About Our Founder
IBML was founded in 1992 in Birmingham, Alabama, by Gary and Virginia Murphy. Mr. Murphy has spent his entire professional career in the scanning business and has utilized his extensive product knowledge and expertise to create a premier high-speed, high-volume color scanner that is more than simply a product solution, but is a complete process and workflow solution.
While working for Input Business Machines, a Rockville, Maryland, start-up, Mr. Murphy received a patent for the Optical Character Recognition (OCR) Logics he developed in 1971. In 1972, Mr. Murphy sold his OCR technology to Burroughs Corp. for utilization in the 9134 sorter (which read at 3,000 characters per second), the Cummins Allison 216 transport, Control Data's reader sorter for Magnetic Ink Character Recognition (MICR) backup reading, Bell & Howell zip code readers, national pre-sort zip code readers, Computer Link's remittance processor, and various other applications.

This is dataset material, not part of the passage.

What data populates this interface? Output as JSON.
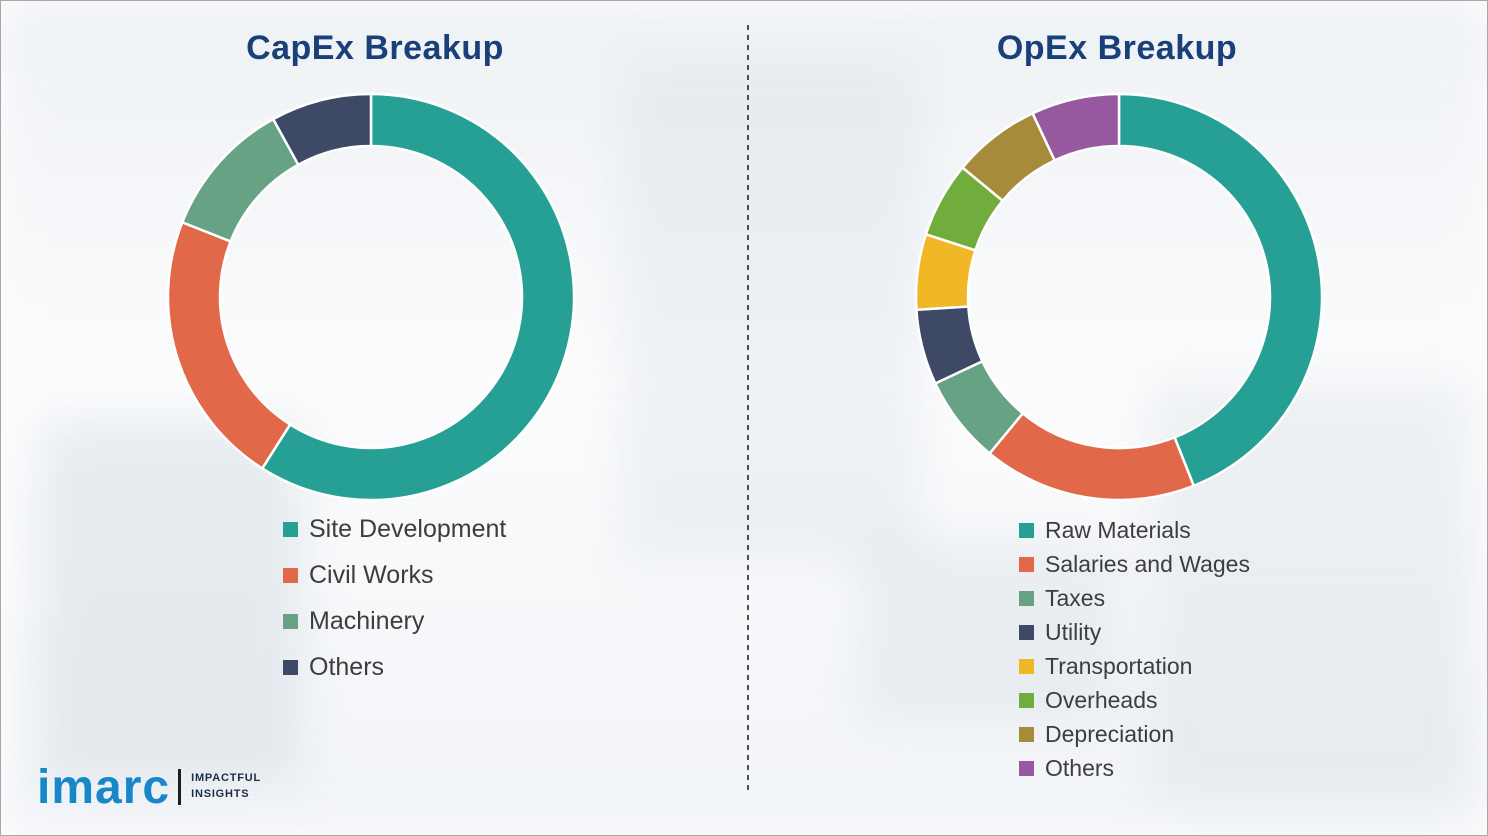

Mr. Murphy also developed a Remote Intelligent Terminal (RIT 200/300), which he later sold to Amer-O-Matic with the Terminal Remittance Processor (TRP 500) and the State Department's passport quality control reading mechanisms. Mr. Murphy subsequently sold his RIT 5000 National Retailers Merchants Association (NRMA) tag reader to Dennison and Kimball in 1981. Mr. Murphy earned his next patent for the stacker method associated with the RIT 2000 in December 1980. Input Business Machines went public in 1983 and sold to BancTec, Inc. a year later.
During his one-and-a-half year tenure with BancTec, Mr. Murphy developed the 4200 remittance processor, which later evolved into the 4300 model. Mr. Murphy was granted a third patent for his front/back track view option, which enabled operator-increased keying speed. In 1985, Mr. Murphy left Banctec to found Hybrid Systems.
Hybrid Systems developed the 4512 reader sorter, which was originally sold in Australia, Japan, the United Kingdom, Sweden, Italy and Germany. After developing the 5512 system, which processed 500 items per minute, Mr. Murphy sold the company to Recognition Equipment in 1991. In October of the same year, Mr. Murphy's patent for his stacker belt design was approved.
The next year, Mr. Murphy founded IBML in order to develop the 2048C (a 2,048 pixel Kodak color array) which was one of the first high-speed, full 24-bit color transports to bridge the gap between page scanners and item transports. The original 2048C later evolved into the ImageTrac.